Etiology is an important determinant of CSE, and a significant proportion of cases are associated with fever. ILAE classification of SE according to etiologies (1993) lists 1) acute symptomatic - previously neurologically normal child, within 1 week of underlying etiology including CNS infection, prolonged febrile seizure, encephalopathy, head trauma, cerebrovascular disease, metabolic or toxic; 2) remote symptomatic - preexisting CNS disorder >1 week before; 3) idiopathic epilepsy related; 4) cryptogenic epilepsy related; and 5) Unclassified. This classification should be revised, with febrile CSE as a distinct category with an overall favorable prognosis, and separate from acute symptomatic CSE.

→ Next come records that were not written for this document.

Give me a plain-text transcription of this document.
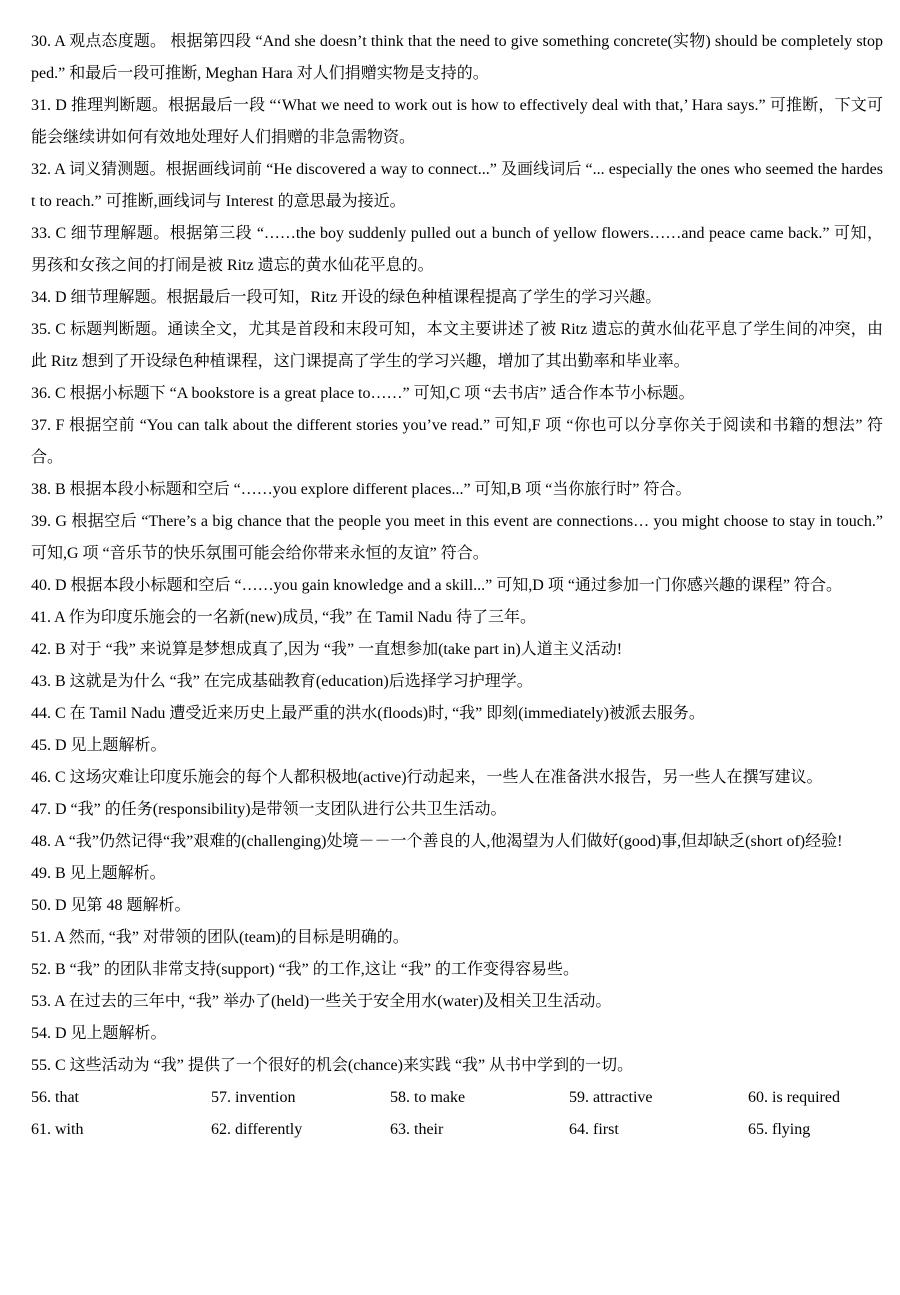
30. A 观点态度题。 根据第四段 “And she doesn’t think that the need to give something concrete(实物) should be completely stopped.” 和最后一段可推断, Meghan Hara 对人们捐赠实物是支持的。

31. D 推理判断题。根据最后一段 “‘What we need to work out is how to effectively deal with that,’ Hara says.” 可推断，下文可能会继续讲如何有效地处理好人们捐赠的非急需物资。

32. A 词义猜测题。根据画线词前 “He discovered a way to connect...” 及画线词后 “... especially the ones who seemed the hardest to reach.” 可推断,画线词与 Interest 的意思最为接近。

33. C 细节理解题。根据第三段 “……the boy suddenly pulled out a bunch of yellow flowers……and peace came back.” 可知，男孩和女孩之间的打闹是被 Ritz 遗忘的黄水仙花平息的。

34. D 细节理解题。根据最后一段可知，Ritz 开设的绿色种植课程提高了学生的学习兴趣。

35. C 标题判断题。通读全文，尤其是首段和末段可知，本文主要讲述了被 Ritz 遗忘的黄水仙花平息了学生间的冲突，由此 Ritz 想到了开设绿色种植课程，这门课提高了学生的学习兴趣，增加了其出勤率和毕业率。

36. C 根据小标题下 “A bookstore is a great place to……” 可知,C 项 “去书店” 适合作本节小标题。

37. F 根据空前 “You can talk about the different stories you’ve read.” 可知,F 项 “你也可以分享你关于阅读和书籍的想法” 符合。

38. B 根据本段小标题和空后 “……you explore different places...” 可知,B 项 “当你旅行时” 符合。

39. G 根据空后 “There’s a big chance that the people you meet in this event are connections… you might choose to stay in touch.” 可知,G 项 “音乐节的快乐氛围可能会给你带来永恒的友谊” 符合。

40. D 根据本段小标题和空后 “……you gain knowledge and a skill...” 可知,D 项 “通过参加一门你感兴趣的课程” 符合。

41. A 作为印度乐施会的一名新(new)成员, “我” 在 Tamil Nadu 待了三年。

42. B 对于 “我” 来说算是梦想成真了,因为 “我” 一直想参加(take part in)人道主义活动!

43. B 这就是为什么 “我” 在完成基础教育(education)后选择学习护理学。

44. C 在 Tamil Nadu 遭受近来历史上最严重的洪水(floods)时, “我” 即刻(immediately)被派去服务。

45. D 见上题解析。

46. C 这场灾难让印度乐施会的每个人都积极地(active)行动起来，一些人在准备洪水报告，另一些人在撰写建议。

47. D “我” 的任务(responsibility)是带领一支团队进行公共卫生活动。

48. A “我”仍然记得“我”艰难的(challenging)处境－－一个善良的人,他渴望为人们做好(good)事,但却缺乏(short of)经验!

49. B 见上题解析。

50. D 见第 48 题解析。

51. A 然而, “我” 对带领的团队(team)的目标是明确的。

52. B “我” 的团队非常支持(support) “我” 的工作,这让 “我” 的工作变得容易些。

53. A 在过去的三年中, “我” 举办了(held)一些关于安全用水(water)及相关卫生活动。

54. D 见上题解析。

55. C 这些活动为 “我” 提供了一个很好的机会(chance)来实践 “我” 从书中学到的一切。

56. that	57. invention	58. to make	59. attractive	60. is required
61. with	62. differently	63. their	64. first	65. flying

Incidence estimates of CSE in children are few, the most recent conducted in North London, the only study of a wholly pediatric population. The incidence of childhood CSE in North London is 18-20/100,000/year, higher than the 4-6/100,000/year reported in adults, excluding the elderly. The incidence in children less than 1 year is 51/100,000/year, compared to those aged 1-4 (29/100,000/year). The higher frequency of CSE in the very young is related to a high proportion of acute symptomatic causes, to brain immaturity, or congenital, genetic, and metabolic disorders in this age group. Future studies should clarify the role of CSE in mesial temporal sclerosis and seizures, and identify specific ethnic, genetic, or socioeconomic factors in etiology and methods of CSE prevention. [1]

COMMENT. In a current Dutch study of SE in children with epilepsy, 41 (8.3%) of 494 had one or more episodes of SE at the time of epilepsy diagnosis. Three had febrile SE, followed by unprovoked seizures, and 38 were unprovoked SE [2]. After 5 year follow-up, 31.7% of patients with SE at onset had a shorter terminal remission <1 year compared to 21.2% of those without SE. Mortality was not significantly increased for children with SE. Risk factors for SE at onset of epilepsy were remote symptomatic and cryptogenic etiology, and a history of febrile seizures. SE during the course of the epilepsy has a worse prognosis and a high recurrence rate of SE.